Adolphe Francois Gerard was born in Alençon, France in 1844. He was enrolled in a seminary at the age of 15, but left at age 20 and ran away to Paris, where he squandered an inheritance. He then moved to London, and finally to New York at the age of 22. He enlisted in the U.S. Army and traveled west to Wyoming, where he shortly deserted. He changed his name to Louis Dupuy and in 1869 went to work for the Rocky Mountain News as a roving reporter for the mining camps.

Louis became so enamored of the mining life that he decided to become a miner himself. While working in a mine above Georgetown and Silver Plume in 1873, he was badly injured in an explosion as he saved a co-worker, breaking a rib, clavicle, and injuring his left eye.

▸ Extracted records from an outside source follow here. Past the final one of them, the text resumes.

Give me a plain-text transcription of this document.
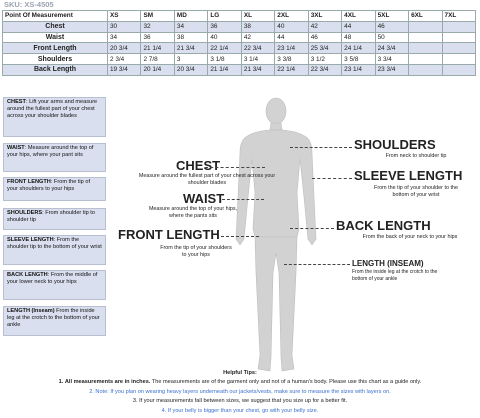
SKU: XS-4505
Point Of Measurement	XS	SM	MD	LG	XL	2XL	3XL	4XL	5XL	6XL	7XL
Chest	30	32	34	36	38	40	42	44	46		
Waist	34	36	38	40	42	44	46	48	50		
Front Length	20 3/4	21 1/4	21 3/4	22 1/4	22 3/4	23 1/4	25 3/4	24 1/4	24 3/4		
Shoulders	2 3/4	2 7/8	3	3 1/8	3 1/4	3 3/8	3 1/2	3 5/8	3 3/4		
Back Length	19 3/4	20 1/4	20 3/4	21 1/4	21 3/4	22 1/4	22 3/4	23 1/4	23 3/4		
CHEST: Lift your arms and measure around the fullest part of your chest across your shoulder blades
WAIST: Measure around the top of your hips, where your pant sits
FRONT LENGTH: From the tip of your shoulders to your hips
SHOULDERS: From shoulder tip to shoulder tip
SLEEVE LENGTH: From the shoulder tip to the bottom of your wrist
BACK LENGTH: From the middle of your lower neck to your hips
LENGTH (Inseam) From the inside leg at the crotch to the bottom of your ankle
CHEST
Measure around the fullest part of your chest across your shoulder blades
WAIST
Measure around the top of your hips, where the pants sits
FRONT LENGTH
From the tip of your shoulders to your hips
SHOULDERS
From neck to shoulder tip
SLEEVE LENGTH
From the tip of your shoulder to the bottom of your wrist
BACK LENGTH
From the back of your neck to your hips
LENGTH (INSEAM)
From the inside leg at the crotch to the bottom of your ankle
Helpful Tips:
1. All measurements are in inches. The measurements are of the garment only and not of a human's body. Please use this chart as a guide only.
2. Note: If you plan on wearing heavy layers underneath our jackets/vests, make sure to measure the sizes with layers on.
3. If your measurements fall between sizes, we suggest that you size up for a better fit.
4. If your belly is bigger than your chest, go with your belly size.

The people of Georgetown raised enough money for him to rent the former Delmonico Bakery; Louis was able to purchase it within a few years, creating a restaurant and hotel called the Hotel de Paris. By the early 1890's the original building was unrecognizable; it had tripled in size, contained numerous rooms, a large restaurant, a sizeable kitchen, and apartments for Louis himself.

The Hotel de Paris had indoor plumbing with a washbasin in each room, as well as electric lighting, which replaced gas lamps in 1893. Dinners were served in the dining room on Haviland china from Limoge, France, with elegant linens and imported glassware. The menu included steaks from cattle raised on Louis' ranch in North Park (a short distance from Kremmling), delicacies such as oysters, and anchovies in olive oil imported from France.

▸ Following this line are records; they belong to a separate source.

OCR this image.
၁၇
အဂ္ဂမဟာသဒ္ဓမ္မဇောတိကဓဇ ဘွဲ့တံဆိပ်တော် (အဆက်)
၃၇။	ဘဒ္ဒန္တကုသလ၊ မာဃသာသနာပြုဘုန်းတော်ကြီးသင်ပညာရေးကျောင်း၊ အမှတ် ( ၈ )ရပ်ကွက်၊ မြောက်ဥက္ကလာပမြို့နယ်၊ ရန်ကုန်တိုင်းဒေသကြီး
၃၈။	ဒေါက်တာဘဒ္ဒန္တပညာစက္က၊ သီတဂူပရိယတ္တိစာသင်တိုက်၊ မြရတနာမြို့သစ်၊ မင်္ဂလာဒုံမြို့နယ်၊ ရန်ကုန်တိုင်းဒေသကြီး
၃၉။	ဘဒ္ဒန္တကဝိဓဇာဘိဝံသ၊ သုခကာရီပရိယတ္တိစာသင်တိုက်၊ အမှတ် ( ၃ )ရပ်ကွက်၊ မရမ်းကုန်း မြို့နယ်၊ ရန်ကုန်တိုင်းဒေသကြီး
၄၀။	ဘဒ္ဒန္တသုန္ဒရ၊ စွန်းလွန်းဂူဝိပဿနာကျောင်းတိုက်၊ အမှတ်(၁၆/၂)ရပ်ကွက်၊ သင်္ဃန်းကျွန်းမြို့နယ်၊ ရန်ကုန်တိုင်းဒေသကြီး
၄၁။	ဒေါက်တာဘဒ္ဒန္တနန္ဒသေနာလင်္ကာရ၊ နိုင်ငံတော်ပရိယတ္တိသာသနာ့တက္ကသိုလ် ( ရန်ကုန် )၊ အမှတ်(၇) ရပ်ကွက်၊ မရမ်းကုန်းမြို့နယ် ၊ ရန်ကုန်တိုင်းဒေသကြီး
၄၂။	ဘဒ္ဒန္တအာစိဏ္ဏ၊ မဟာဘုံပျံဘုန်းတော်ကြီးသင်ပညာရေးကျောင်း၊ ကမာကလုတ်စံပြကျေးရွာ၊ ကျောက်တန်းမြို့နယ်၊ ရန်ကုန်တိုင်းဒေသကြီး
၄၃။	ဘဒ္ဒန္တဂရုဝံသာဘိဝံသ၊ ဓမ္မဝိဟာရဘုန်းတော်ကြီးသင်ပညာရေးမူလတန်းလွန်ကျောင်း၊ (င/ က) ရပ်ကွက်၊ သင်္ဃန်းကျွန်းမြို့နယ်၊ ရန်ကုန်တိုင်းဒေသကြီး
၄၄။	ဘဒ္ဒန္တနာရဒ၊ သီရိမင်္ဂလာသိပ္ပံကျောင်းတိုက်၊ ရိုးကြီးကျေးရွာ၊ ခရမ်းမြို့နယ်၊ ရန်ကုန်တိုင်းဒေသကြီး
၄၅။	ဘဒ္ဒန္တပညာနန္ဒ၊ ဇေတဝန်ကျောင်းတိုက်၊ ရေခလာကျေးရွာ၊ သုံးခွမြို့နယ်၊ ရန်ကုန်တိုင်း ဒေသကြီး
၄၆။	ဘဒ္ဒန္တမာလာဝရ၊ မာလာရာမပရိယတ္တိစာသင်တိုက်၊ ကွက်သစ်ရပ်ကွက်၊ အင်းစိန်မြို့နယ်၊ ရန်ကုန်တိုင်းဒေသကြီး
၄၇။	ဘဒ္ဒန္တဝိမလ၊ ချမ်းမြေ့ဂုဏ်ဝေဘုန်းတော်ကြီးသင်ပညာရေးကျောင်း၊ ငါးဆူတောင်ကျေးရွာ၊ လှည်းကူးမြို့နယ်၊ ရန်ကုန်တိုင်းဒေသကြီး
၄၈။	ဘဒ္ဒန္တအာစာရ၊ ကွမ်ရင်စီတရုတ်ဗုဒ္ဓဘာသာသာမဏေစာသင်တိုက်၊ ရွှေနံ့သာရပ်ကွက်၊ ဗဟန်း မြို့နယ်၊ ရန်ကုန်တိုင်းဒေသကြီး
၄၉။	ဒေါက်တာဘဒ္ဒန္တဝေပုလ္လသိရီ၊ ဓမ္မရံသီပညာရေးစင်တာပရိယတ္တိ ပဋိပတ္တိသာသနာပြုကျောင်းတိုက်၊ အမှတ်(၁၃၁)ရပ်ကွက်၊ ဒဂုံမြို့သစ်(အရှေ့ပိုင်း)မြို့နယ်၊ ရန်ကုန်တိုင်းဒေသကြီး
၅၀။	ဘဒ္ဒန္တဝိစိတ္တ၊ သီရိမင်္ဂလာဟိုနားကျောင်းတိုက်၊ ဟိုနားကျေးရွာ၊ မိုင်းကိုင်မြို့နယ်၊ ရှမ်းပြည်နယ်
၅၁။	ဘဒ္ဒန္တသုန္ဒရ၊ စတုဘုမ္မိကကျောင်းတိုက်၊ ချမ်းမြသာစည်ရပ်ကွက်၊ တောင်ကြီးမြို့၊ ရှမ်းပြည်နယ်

Louis Dupuy was an avid reader, as well as a linguist, fluent in French, English, German and Latin. He actually spent some time as a translator before coming to Colorado. He read not only literature, but extensively in philosophy also. Louis' library which contains texts in French, English, German and Latin, a full set of Encyclopedia Britannica and more, is on display in the hotel today. In 1900 Louis Dupuy contracted pneumonia and after fighting it for 5 weeks, died on October 7 at the age of 56. He left the hotel to his housekeeper Sophie Gally, who died only 4 months after Louis. The Hotel de Paris was then bought by the Burkholder family who owned it until 1954 when the National Society of Colonial Dames of America in Colorado acquired it and turned it into a museum.